Inquiétudes concernant la guerre civile aux Etats-Unis et en Europe

Barbara Woodword. Dans « Comment les guerres civiles commencent : et comment les arrêter », elle affirme que les conflits civils et la polarisation de la politique américaine d'aujourd'hui peuvent déboucher sur une guerre civile. Selon elle, le déclin de la démocratie américaine est un facteur clé : « le meilleur moyen de prédire si un pays connaîtra une guerre civile est de savoir s'il se rapproche ou s'éloigne de la démocratie ». La prise d'assaut du Capitole à Washington D.C. le 6 janvier 2021 l'a d'ailleurs suggéré.

Pourtant, entre 1861 et 1865, les États-Unis ont connu une véritable guerre civile, entre le Nord et le Sud. Le pays est divisé sur la question de l'esclavage, mais le Sud peut utiliser son territoire pour réaliser une mobilisation militaire massive contre le gouvernement fédéral. Une telle division territoriale n'existe pas aujourd'hui. Woodward semble suggérer que la violence aléatoire et décentralisée, si elle entraîne des groupes ayant des identités ethniques, religieuses et raciales différentes, peut encore produire un baril de poudre.

Un sceptique pourrait répondre qu'il ne peut y avoir de guerre civile tant que l'appareil d'État reste intact. Qu'en est-il de la France ? Le 21 avril 2021, dans une lettre également signée par un groupe d'officiers à la retraite, un ancien officier de l'armée de terre française, Jean-Pierre Fabre-Bernadac, a lancé un avertissement sévère.  Publié dans le magazine Valuers Actuelles, il dénonce le chaos croissant de la vie française et met en garde contre une guerre « raciale » et « civile » si rien n'est fait pour l'empêcher. Un autre avertissement est lancé par des soldats en service le 11 mai. Interrogé, le philosophe Guillaume Barrera, auteur de La Guerre civile : Histoire, philosophie, politique, a évoqué la question de l'Etat. Dans un monde marqué par la pensée de Jean Bodin, Thomas Hobbes et Max Weber, peut-il y avoir une guerre civile si l'État n'est pas impliqué ? Mais Barrera insiste : la guerre civile est (par définition) une forme de guerre menée par les citoyens. En effet, dans la pensée politique grecque, la stasis désigne les divisions entre différents groupes au sein de la polis, la cité. Il n'y avait pas d'État à proprement parler.

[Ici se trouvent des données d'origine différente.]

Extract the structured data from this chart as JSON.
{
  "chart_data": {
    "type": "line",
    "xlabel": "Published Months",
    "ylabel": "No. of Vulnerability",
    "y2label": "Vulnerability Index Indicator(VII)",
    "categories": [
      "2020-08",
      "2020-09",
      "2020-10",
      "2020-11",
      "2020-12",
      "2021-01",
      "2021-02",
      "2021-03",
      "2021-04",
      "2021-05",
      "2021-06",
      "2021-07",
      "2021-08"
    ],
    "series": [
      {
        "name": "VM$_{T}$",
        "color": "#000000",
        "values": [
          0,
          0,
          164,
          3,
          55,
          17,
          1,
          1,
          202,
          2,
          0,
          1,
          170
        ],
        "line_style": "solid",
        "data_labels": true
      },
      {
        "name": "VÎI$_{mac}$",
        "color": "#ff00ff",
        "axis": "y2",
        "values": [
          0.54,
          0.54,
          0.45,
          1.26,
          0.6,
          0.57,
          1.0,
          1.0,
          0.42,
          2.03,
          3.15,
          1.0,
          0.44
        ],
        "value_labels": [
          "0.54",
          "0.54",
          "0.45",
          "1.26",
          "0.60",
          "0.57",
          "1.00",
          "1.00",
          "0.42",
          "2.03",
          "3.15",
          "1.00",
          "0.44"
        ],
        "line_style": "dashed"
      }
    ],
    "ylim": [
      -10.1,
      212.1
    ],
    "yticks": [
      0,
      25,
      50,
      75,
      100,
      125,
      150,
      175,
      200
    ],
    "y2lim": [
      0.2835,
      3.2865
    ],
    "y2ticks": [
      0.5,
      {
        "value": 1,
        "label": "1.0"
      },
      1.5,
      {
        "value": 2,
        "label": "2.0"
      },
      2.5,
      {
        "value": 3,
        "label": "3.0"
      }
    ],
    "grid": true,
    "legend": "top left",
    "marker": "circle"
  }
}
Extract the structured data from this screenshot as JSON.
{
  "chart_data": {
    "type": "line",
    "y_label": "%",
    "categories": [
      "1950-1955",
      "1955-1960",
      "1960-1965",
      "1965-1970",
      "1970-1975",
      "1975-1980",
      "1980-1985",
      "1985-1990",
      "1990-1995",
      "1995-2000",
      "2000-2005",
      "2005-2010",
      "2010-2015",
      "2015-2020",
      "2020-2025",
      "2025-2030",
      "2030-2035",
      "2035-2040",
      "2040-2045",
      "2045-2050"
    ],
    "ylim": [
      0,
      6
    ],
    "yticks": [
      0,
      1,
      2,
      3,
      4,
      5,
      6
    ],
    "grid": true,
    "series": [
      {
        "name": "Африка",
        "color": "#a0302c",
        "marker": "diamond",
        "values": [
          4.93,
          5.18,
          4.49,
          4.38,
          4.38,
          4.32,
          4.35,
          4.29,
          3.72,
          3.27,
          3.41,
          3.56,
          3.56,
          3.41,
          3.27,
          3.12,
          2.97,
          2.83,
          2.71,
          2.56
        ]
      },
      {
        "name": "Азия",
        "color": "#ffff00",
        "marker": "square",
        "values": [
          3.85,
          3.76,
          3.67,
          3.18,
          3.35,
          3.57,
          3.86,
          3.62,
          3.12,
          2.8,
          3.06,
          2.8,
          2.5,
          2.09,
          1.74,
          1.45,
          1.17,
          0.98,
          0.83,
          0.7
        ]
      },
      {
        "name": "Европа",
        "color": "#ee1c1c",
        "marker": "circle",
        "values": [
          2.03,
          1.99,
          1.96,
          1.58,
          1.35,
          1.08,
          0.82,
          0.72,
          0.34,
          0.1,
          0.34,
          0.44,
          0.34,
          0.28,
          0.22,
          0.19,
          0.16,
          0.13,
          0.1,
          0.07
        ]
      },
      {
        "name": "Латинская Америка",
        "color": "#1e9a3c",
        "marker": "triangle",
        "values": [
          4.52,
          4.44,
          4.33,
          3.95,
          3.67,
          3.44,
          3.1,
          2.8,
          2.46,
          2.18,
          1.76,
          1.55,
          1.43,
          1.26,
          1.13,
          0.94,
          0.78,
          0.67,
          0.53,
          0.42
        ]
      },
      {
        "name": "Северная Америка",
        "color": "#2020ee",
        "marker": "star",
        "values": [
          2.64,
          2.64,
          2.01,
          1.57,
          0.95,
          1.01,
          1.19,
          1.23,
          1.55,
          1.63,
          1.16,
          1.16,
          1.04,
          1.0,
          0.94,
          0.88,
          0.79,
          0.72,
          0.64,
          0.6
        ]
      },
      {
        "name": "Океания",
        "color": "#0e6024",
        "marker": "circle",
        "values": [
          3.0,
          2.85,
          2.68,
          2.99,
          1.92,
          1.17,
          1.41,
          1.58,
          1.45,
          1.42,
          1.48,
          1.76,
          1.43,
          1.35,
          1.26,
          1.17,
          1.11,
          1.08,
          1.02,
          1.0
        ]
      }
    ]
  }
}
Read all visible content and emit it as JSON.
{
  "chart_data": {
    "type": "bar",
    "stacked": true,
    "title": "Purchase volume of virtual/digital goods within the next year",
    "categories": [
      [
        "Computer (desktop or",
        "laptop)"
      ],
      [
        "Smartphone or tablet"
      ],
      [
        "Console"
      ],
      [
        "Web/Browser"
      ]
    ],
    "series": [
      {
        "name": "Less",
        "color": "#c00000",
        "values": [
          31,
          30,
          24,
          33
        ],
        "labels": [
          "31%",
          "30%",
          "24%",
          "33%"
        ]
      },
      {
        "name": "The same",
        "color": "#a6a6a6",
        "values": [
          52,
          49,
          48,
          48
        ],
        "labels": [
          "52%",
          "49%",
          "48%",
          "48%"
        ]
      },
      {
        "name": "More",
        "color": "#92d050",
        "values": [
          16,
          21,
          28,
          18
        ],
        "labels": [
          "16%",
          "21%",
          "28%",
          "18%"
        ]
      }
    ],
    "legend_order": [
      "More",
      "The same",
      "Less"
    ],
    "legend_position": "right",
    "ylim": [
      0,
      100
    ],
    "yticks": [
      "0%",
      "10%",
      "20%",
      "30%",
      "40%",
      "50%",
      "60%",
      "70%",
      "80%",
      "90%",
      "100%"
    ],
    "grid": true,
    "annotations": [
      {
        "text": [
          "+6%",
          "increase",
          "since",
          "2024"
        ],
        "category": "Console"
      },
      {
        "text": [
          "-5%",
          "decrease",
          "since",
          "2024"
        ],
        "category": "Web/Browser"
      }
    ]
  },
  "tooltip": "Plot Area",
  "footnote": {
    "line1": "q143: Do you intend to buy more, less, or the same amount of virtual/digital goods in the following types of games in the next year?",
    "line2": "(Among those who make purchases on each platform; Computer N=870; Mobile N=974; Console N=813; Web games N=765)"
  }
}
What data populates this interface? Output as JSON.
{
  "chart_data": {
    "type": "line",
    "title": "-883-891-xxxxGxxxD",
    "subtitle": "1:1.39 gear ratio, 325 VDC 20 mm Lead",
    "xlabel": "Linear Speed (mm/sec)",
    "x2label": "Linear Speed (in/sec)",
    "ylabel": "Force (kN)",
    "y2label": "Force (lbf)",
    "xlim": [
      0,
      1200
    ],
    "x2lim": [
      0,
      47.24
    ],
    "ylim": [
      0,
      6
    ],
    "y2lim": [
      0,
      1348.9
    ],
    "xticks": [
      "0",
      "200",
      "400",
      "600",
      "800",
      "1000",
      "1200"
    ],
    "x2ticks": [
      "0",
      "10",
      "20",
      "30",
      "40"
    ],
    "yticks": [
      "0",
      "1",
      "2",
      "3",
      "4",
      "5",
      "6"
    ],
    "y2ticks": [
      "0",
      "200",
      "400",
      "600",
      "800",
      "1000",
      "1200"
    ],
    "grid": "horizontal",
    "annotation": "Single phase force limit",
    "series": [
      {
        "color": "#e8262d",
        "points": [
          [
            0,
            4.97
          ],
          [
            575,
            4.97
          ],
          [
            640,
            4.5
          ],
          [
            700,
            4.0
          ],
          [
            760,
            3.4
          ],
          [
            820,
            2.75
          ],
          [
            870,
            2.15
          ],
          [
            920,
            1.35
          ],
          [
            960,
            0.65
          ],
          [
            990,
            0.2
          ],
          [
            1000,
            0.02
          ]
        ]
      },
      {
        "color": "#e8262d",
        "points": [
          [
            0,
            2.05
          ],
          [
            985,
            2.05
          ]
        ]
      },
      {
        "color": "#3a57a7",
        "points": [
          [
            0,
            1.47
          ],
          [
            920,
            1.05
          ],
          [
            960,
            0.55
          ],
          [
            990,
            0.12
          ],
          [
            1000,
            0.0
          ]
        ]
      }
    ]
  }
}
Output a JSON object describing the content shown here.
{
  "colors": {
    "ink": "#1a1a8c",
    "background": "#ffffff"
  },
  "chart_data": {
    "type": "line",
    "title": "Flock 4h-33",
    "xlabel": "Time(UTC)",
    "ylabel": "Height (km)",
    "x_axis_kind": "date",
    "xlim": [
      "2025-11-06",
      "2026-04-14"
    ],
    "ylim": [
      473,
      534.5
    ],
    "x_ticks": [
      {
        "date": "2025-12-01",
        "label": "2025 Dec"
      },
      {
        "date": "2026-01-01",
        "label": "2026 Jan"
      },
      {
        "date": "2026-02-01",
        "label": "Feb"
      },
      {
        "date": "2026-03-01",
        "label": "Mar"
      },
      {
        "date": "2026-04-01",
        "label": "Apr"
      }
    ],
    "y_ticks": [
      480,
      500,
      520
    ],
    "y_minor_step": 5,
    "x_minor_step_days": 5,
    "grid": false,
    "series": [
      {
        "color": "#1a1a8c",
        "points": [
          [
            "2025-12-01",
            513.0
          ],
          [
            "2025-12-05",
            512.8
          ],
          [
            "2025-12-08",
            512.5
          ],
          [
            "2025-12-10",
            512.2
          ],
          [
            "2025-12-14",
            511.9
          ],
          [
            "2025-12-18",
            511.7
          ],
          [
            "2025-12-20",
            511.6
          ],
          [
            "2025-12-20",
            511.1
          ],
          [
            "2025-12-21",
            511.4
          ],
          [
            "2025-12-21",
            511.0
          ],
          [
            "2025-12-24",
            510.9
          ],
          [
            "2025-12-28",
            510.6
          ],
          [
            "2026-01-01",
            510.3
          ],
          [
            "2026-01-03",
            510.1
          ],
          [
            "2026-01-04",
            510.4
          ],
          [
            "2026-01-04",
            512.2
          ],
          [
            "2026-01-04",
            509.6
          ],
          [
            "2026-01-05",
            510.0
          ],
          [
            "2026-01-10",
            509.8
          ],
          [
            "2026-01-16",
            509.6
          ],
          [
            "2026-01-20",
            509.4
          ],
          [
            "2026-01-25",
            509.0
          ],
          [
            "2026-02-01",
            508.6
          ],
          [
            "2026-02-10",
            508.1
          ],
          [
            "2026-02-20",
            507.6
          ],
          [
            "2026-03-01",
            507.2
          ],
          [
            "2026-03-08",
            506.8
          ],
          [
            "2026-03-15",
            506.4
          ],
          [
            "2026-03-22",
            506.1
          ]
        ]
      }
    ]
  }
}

Entre 2013 et 2017, la Turquie a été une véritable poudrière. Le 10 octobre 2015, l'attentat à la bombe contre une manifestation pacifiste à Ankara a fait plus de 100 morts. Le 28 juin de l'année suivante, un attentat à l'aéroport Atatürk d'Istanbul a fait 45 morts. Au début de l'année 2017, une autre attaque d'ISIS, cette fois contre une fête du nouvel an dans une boîte de nuit d'Istanbul, a fait 39 morts. Ce n'est pas la première fois dans l'histoire de la Turquie que le terrorisme fait craindre une guerre civile. Dans son ouvrage, la journaliste Özlem Özdemir a interrogé un groupe d'artistes et d'intellectuels sur l'état de la République. Tous s'inquiètent de la direction à prendre, certains parlent de guerre civile. Alors que l'effondrement du rideau de fer en 1989 avait ouvert la Turquie à l'Europe, en 2017, la crainte était d'être entraîné dans la politique du Moyen-Orient (via les guerres civiles voisines, les flux de réfugiés, le sectarisme, les conflits ethniques et le djihad islamique). La frontière avec la Syrie constitue un facteur critique. En mai 2013, deux attentats à la voiture piégée à Rehanli, une ville proche de la frontière, ont tué plus de 50 personnes. En juillet 2015, à Suruç, également près de la frontière, un attentat suicide a tué 34 personnes (principalement des jeunes).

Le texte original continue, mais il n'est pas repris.